言いながらもう一度靴を蹴り上げた。さっきより低い角度で上がったせいかやや遠くに飛んでいく。
迷信には迷信をぶつけたらいい。天気予報だって完璧じゃない。

「あ、ほら、晴れじゃん」
「たまたまだろ」
「ふふーん。新生晴れ男の力、楽しみに待ってな」

人差し指と中指を揃えてこめかみに当ててからシュッと振る。

格好いいポーズのどこかがツボに入ったのか、トモヤは腹を抱えて笑い始めた。少なくともトモヤの顔に浮かんでいた暗雲は振り払えたらしい。
今度こそちゃんと靴を履いて帰路に着く。

「明日の遠足、楽しみだなっ」
「うーん、まあ、ちょっとだけ」

翌日の遠足は曇りのち雨で、やや小雨に降られるという微妙な結果だった。

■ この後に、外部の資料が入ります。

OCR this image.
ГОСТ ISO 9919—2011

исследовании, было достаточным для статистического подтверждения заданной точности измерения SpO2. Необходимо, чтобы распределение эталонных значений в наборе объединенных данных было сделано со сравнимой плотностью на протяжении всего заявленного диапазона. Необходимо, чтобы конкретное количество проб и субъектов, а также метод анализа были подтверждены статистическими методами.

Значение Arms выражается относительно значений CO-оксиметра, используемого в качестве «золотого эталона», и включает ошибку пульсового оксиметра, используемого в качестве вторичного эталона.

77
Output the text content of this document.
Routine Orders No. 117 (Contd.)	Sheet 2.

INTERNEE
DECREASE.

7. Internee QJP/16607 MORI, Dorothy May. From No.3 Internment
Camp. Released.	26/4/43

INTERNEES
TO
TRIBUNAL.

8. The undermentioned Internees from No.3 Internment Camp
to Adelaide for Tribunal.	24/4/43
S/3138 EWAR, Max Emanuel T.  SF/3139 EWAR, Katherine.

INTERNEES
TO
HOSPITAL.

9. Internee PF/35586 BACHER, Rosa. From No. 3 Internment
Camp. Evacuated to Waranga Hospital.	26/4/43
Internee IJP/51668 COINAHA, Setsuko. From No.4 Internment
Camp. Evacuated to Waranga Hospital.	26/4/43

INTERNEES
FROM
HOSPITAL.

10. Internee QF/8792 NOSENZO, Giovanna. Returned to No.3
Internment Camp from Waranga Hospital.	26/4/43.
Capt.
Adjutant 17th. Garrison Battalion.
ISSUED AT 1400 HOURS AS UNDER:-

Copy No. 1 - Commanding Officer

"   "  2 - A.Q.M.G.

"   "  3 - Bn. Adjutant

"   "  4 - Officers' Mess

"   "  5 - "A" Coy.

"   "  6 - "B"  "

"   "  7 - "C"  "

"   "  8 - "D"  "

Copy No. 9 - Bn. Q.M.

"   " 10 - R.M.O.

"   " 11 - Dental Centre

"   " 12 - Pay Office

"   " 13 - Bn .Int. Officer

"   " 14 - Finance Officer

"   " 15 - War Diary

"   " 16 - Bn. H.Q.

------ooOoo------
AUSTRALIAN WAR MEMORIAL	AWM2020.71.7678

でも「晴れ男のおかげでマシだったかも」とトモヤはバスに揺られながら笑っていた。


「どーよ、この晴天!」
「はいはい、さすが晴れ男。もうかんかん照り。帰っていい?」
「集まったばっかだろ。ほらほら、行こうぜ」

その後、トモヤの雨男はただの迷信になり、オレの晴れ男具合にはどんどん磨きが掛かっている。
今後もきっと眩しい・暑いと嫌がるトモヤを引っ張りながら、晴天の下を進んでいくんだろう。

今日のために磨いた靴が雨上がりの水たまりを踏むと、キラキラした雫が飛び散った。


昼に少し雨が降っていた。
天気予報を見る習慣がないので、朝の通勤時に傘を持っている人を見て「もしかして今日は雨が降るかもしれないぞ」と気づくことが多い。

「あした天気になあれ」と言いながら靴を飛ばすおまじないを小学生の時たまにやっていたが、今は滅多と見かけない。てるてる坊主にしてもそうだ。
天気予報の制度が上がって淘汰されたのか、私の目に入らないだけか。あの根拠のない祈りが恋しい時もある。

今靴に願うなら、程よい気温で「寒っ」と身を震わせることもなく過ごしやすい秋晴れになあれ、なのだが、さすがに願いすぎだろうか。